As for party games, I did not list Dixit (SdJ winner) in the top 10 only because I've played it enough by now and don't really suggest playing it, but I'm still happy to play whenever my 10yo daughter asks. Just One (SdJ winner) is a fine mix of some ideas in Dixit and Codenames; indeed it's inferior to both BUT it's got some exceptional party game features: it's not only that you don't need a table to play, but it's also a game where anyone can join or leave the table mid-game and that won't break any strategies or cause any harm to the enjoyment of the game. Then there is Pictomania (Second Edition) which is a somewhat streamlined version of the original that got a SdJ recommendation; it is still a bit too fiddly for a party game but it's good fun. And yes, in the 90s and the beginning of the 2000s we played Time's Up/Word in Time quite a few times and I still think it's a fun party game (and it was a Deutsche Spielpreis nominee to schock those who prefer DSP over SdJ).

As for dexterity games, it seems I love flicking games: I really enjoy the western-themed, scenario-based Flick 'Em Up! (with focused players; otherwise it may get too long) and Crokinole. Stacking games like Animal upon Animal (SdJ recommended) and Junk Art (with lots of variety) are also great fun with anyone. And Bamboleo too, which is a kind of reverse stacking game: you try to take wooden pieces off the board.

I enjoy quite a few speed/reaction games as well; Spot it! is great fun even in pubs, Panic Lab is crazy while One Minute Game (Omiga/Flanxx) is a one-of-its-kind "speed shape recognition abstract strategy" or what, recommended for anyone.

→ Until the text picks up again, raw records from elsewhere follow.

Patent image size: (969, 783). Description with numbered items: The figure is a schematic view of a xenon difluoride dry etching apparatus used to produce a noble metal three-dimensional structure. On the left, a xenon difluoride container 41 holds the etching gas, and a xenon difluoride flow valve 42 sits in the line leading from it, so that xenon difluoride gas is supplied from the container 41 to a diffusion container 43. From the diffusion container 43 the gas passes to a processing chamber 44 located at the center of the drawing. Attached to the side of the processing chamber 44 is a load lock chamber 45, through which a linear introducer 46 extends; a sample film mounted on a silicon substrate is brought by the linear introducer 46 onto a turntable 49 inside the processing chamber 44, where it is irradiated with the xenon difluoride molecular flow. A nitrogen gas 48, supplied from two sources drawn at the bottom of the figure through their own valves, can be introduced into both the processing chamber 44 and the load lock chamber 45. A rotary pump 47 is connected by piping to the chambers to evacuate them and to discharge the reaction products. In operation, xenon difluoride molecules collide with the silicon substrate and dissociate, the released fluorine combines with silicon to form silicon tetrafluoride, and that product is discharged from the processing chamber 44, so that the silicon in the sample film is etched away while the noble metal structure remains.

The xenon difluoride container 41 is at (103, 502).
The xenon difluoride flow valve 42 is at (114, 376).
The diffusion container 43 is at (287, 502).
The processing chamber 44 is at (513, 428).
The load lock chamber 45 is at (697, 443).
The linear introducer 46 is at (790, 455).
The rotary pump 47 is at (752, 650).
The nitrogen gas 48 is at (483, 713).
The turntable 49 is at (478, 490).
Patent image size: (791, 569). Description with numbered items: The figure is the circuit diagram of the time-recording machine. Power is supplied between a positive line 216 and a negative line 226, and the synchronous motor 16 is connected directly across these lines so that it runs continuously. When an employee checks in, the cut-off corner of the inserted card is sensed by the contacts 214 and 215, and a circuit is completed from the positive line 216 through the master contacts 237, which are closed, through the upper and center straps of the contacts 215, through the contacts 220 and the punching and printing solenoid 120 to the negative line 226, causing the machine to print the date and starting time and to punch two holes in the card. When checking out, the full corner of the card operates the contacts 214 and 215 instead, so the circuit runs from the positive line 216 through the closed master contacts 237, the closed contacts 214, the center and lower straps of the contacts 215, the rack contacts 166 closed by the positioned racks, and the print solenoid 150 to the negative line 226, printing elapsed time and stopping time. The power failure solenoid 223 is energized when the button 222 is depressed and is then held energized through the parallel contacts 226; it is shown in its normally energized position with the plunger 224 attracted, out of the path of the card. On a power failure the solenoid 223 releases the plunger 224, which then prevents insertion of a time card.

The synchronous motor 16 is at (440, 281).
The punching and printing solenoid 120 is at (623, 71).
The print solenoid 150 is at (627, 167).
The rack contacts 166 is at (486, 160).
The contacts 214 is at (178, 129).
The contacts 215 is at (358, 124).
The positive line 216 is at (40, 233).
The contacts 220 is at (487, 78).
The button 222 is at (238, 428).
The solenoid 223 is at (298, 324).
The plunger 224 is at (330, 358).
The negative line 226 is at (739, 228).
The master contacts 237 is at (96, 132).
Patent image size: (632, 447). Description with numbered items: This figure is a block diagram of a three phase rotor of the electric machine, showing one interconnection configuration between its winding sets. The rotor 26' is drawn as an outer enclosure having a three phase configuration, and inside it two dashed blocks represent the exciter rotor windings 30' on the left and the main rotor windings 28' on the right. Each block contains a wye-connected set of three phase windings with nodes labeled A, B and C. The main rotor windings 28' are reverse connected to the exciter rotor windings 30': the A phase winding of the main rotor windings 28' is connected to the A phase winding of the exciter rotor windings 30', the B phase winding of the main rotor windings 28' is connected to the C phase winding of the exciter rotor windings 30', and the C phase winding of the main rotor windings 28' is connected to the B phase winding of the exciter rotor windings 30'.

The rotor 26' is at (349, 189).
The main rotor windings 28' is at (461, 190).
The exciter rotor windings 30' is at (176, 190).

And then there are lots of card games. Just like in case of For Sale, weight ratings feel a bit arbitrarily given by those who don't really play many card games to see the possibilities these offer. Of course there are really light ones like Love Letter (SdJ recommended) and Diamant/Incan Gold (SdJ recommended) that I enjoy, but I also think Linko!, Too Many Cooks and RevoltaaA are really good (and quite special) each.

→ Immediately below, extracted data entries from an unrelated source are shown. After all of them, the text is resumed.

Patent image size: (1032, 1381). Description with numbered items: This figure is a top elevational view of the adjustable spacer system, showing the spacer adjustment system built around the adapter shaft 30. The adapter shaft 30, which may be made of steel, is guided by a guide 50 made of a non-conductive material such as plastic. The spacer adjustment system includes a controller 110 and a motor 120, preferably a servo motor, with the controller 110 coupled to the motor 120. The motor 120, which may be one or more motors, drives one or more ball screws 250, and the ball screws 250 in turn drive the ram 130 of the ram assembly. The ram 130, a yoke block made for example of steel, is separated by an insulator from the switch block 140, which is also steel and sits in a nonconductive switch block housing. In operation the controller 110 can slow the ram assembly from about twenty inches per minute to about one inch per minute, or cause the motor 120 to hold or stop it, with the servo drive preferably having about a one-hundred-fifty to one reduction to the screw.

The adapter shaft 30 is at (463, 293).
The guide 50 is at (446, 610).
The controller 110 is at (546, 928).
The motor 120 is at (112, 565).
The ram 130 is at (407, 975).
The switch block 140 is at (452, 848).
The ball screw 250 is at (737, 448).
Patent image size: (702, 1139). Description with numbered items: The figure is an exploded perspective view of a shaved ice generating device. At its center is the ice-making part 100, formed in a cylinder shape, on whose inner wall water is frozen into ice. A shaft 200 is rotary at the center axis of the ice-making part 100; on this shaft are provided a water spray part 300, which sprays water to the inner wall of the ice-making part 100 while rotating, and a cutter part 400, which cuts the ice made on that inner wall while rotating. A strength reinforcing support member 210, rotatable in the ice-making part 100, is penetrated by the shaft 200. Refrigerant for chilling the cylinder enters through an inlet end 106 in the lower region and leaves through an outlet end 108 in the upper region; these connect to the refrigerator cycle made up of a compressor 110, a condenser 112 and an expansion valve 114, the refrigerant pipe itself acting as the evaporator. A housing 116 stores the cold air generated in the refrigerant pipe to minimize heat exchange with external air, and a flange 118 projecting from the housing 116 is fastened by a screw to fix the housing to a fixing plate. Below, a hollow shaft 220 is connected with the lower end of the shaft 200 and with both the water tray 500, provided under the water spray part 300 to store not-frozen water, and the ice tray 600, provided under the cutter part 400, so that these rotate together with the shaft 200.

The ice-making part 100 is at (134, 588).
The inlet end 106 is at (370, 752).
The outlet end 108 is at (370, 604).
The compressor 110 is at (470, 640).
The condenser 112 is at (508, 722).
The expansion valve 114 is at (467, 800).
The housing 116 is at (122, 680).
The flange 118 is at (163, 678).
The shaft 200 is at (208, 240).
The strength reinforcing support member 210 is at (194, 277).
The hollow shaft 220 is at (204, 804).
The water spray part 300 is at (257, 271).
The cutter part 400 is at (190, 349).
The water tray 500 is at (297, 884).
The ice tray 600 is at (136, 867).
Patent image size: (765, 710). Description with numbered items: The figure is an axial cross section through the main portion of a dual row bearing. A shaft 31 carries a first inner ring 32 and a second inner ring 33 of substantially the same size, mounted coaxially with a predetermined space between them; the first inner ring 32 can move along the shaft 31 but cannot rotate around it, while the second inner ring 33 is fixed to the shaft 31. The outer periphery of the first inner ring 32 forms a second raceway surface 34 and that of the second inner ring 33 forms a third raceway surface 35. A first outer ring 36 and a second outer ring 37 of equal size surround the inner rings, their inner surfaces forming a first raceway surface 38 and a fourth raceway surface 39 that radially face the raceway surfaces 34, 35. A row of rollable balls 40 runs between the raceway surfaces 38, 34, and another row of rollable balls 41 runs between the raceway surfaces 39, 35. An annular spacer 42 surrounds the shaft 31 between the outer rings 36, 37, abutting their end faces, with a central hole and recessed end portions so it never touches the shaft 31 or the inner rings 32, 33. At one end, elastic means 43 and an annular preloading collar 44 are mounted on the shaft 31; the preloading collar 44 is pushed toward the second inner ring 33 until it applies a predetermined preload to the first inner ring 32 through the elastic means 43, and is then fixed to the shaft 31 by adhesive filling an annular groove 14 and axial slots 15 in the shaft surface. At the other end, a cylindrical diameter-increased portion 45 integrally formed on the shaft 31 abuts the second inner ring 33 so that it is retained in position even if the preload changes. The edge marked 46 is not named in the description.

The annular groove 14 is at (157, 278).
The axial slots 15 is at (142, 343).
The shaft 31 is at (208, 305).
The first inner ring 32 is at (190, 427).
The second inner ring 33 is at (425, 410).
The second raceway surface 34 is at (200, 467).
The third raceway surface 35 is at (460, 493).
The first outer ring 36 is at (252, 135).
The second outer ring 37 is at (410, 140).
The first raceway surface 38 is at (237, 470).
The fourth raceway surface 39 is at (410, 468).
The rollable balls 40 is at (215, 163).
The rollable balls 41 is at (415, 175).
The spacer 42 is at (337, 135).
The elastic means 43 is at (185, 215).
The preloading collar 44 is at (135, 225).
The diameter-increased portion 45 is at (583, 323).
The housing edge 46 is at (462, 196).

And of course there are a few 'real' board games there as well, although few hardcore gamers would want to play a general toystore-game-looking roll and move: That's Life! (2005 SdJ nominee) uses the mechanism in a surprisingly clever way. I'm not sure why Indigo (2012 SdJ recommended) has a lower weight rating than Metro but well, it is listed as 'very light' and I think it's the best version of the Metro/Tsuro idea out there. And I'm ready to play FITS (2009 SdJ nominee) and its follow-up BITS any time.

Just a short note: in 2009,FITS was nominated for SdJ alongside Fauna - and Dominion, Pandemic and middle-of-the-road Finca. No wonder the award was split (into SdJ and KdJ) in the next year - not to award gamer's games, only to make a difference between simpler, beginner-friendly and 'next level' SdJ hopefuls.

Possibly I should also create a "my favorite complex games' list as well but BGG is full of these so I won't. If you'd like to list your favorite 'very light' games - even if you don't have ten - just use the 'advanced search (game weight between 1 and 1.5). Let me know your favorites!